法律作って魂入れず

これも前に書いたことがあるが、日本には国民の祝日が多すぎるというのが私の持論。日本人の有給休暇の取得率が非常に低いため、祝日を増やして、おかみがなかば強制的に休ませる手段としか考えられない。元教師の私は今でも現役教員と話をする機会が多いが、学校では祝日が多すぎることは悩みの種だ。

週休2日制が完全実施になってから、ただでさえ授業日が減っている上に、祝日が重なる、子供達は飛び石連休の年など、1日置きに学校へ来たり、遊びに行ったりで能率の上がらないことおびただしい。特に特定の曜日に休みが偏ると、その日にぶつかった教科の時間だけが極端に減ってしまうのも悩みだ。

それよりも何よりも、国民の祝日の意義がどのくらい国民に浸透しているのか、これが一番の問題。憲法記念日くらいは新聞やテレビなどマスコミさんが一応騒ぐから(このところ特に)多少は知られているかとも思えるが、今日の「こどもの日」だって、「鯉のぼりの日」にでもしておいた方がよさそうなほどの理解度だ。

法律ではどう示しているかというと「こどもの日」(『こども』とひらがなで書くのが正式なのです)とは「こどもの人格を重んじ、こどもの幸福をはかるとともに、母に感謝する。」これが「国民の祝日に関する法律」の記述だ。

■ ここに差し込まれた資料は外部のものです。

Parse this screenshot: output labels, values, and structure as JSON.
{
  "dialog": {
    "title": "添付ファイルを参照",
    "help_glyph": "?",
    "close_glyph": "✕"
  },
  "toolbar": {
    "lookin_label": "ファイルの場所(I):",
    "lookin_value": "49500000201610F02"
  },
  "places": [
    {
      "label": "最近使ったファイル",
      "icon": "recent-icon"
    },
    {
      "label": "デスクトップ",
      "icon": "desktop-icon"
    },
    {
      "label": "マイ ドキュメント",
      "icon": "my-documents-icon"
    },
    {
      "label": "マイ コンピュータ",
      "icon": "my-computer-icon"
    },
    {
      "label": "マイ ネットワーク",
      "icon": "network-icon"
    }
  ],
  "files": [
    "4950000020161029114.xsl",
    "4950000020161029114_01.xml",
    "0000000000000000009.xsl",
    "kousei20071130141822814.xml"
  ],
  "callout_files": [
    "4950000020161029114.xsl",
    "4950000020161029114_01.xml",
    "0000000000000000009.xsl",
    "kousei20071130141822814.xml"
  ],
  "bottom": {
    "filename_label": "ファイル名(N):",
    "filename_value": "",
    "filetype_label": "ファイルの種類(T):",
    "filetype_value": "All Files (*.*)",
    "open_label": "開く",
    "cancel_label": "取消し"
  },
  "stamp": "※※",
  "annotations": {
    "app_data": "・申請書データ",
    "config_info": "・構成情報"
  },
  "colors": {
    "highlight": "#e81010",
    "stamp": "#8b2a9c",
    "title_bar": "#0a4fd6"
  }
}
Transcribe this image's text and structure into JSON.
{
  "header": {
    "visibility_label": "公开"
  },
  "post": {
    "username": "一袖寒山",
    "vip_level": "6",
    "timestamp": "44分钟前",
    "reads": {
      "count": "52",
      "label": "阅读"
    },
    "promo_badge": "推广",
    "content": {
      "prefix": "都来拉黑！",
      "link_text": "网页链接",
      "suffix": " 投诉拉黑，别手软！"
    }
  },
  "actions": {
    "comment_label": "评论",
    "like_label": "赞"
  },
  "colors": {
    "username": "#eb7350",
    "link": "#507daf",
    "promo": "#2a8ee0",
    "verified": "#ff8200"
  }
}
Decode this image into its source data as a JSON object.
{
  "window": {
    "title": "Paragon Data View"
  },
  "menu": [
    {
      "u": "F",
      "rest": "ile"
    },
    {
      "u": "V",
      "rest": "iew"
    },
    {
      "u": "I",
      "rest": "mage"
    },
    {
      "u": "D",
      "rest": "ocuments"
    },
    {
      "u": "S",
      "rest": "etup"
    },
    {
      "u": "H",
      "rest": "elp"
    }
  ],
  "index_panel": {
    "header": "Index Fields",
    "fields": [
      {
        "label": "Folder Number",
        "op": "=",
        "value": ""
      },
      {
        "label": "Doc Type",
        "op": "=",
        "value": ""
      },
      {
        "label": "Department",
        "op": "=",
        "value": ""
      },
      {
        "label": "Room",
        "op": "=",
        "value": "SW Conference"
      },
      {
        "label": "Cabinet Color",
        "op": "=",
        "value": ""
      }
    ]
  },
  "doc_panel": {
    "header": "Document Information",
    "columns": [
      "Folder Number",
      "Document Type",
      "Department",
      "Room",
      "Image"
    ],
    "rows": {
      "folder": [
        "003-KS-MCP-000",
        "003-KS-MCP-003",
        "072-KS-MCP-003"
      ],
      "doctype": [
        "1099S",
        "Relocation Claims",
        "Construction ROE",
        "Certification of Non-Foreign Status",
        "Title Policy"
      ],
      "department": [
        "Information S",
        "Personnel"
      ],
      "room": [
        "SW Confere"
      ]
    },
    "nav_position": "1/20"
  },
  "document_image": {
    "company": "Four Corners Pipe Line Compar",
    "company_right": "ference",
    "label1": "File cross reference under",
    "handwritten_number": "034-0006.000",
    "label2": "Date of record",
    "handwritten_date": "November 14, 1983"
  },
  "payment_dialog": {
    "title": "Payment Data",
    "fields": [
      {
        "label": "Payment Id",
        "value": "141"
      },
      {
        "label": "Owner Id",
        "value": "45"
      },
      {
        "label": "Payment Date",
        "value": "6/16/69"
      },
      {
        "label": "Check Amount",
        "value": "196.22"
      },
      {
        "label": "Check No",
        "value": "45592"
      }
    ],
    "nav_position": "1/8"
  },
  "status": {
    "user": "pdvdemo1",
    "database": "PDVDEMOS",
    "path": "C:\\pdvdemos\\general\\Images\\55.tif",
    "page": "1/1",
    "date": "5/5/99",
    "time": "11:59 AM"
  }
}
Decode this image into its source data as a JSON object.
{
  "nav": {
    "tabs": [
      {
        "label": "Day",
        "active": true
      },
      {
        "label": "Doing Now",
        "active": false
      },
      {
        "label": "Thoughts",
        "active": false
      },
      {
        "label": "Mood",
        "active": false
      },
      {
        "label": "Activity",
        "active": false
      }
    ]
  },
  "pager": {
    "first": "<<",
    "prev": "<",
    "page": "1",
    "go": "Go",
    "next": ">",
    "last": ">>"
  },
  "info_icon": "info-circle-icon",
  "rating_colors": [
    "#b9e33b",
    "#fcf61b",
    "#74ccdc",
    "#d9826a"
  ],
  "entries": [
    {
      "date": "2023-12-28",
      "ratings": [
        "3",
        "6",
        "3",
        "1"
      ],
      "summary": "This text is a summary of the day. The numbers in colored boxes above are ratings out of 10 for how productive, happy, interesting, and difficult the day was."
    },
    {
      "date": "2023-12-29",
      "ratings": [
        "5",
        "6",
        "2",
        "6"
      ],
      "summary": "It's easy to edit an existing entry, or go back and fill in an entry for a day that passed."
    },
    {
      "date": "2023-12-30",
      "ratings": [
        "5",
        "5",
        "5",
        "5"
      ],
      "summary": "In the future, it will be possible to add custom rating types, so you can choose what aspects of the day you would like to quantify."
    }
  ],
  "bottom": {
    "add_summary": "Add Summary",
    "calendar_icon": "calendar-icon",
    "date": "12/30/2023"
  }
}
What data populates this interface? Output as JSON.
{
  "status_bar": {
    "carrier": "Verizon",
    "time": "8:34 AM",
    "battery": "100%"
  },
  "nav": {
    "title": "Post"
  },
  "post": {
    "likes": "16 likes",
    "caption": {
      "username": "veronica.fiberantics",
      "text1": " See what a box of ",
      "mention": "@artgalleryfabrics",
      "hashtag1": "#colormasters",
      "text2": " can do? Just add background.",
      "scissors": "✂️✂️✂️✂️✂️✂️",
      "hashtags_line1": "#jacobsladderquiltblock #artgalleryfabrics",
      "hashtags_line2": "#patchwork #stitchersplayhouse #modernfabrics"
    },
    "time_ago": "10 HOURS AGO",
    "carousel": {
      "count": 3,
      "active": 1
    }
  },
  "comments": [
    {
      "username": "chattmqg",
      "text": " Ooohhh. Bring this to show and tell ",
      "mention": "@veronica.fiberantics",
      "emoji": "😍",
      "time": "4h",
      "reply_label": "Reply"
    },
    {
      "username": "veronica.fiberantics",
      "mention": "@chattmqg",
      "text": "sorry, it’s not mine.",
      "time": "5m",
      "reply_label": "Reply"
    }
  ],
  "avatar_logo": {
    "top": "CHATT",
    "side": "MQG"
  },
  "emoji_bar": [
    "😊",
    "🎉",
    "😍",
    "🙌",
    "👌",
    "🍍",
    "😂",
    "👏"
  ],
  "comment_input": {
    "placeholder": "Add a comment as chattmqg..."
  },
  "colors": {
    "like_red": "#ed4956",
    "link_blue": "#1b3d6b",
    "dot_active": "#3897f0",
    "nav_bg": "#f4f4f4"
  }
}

さて皆さん、この意義の前半はなんとなく分かるでしょうが、最後のフレーズ「母に感謝する」日だということを知ってましたか。現在の日本では5月の第2日曜日がアメリカ産の「母の日」だということは知っていても、国産の「母の日」が今日だとは知らない人間のほうが多いのでは。ただしこの説明でよく分からないのは、たとえば家庭を持った男性がこれを読んだとき、ここで言う「母」とは、自分のこどもの母、つまり自分の妻に感謝せよと言っているのか、そうではなく自分を生んで育ててくれた母に感謝せよと言っているのか、はたまた世の母親すべてに感謝せよ、と説いているのか、この辺が日本語の難しいところ。ま、法律というものは読み手が都合良く解釈してくれるように作るのが一番安心だし、そうしておけばこそ法律で飯食ってる人も安泰なんだ。

ところでこの連休中に、ある会があって昼間からアルコールを飲んだ。最近我々のような年齢のものが集まる会は一般的に昼間が多い、夜は危ないからね。

その帰りの夕方の車内でのこと。そんなに混んでもいなかったが座れもしなかった私の前に赤ちゃんを抱いた若いお母さんが座っていた。この赤ちゃん、眠かったのかしきりに泣いている、お母さんは見ていても気の毒なほど周囲に気を遣っている。するとその隣に座っていた50代の男性、明らかに迷惑そうな顔だ。こういう雰囲気って、そのお母さんにも伝わることは理解できるでしょ。なんとか泣き止ませようと必死だが赤ちゃんは泣き止まない、隣の男は次第にお母さんの顔をにらみ付ける。これ見て私はお母さんが気の毒になったので、その男にささやきかけた。「私だってあなただって、きっとこの赤ちゃんみたいだった時があったはずですよ、ただ覚えてはいないんですがね」

この男の人は次の駅で降りてしまった、というわけで私はその席に座ることが出来た。

昔ならこういうときに必ず「おお、どうしたの、よしよし」なんて見知らぬおばさんが助け舟出してくれたのに。これだから若い女性も、子供持ちたがらなくなるんだな。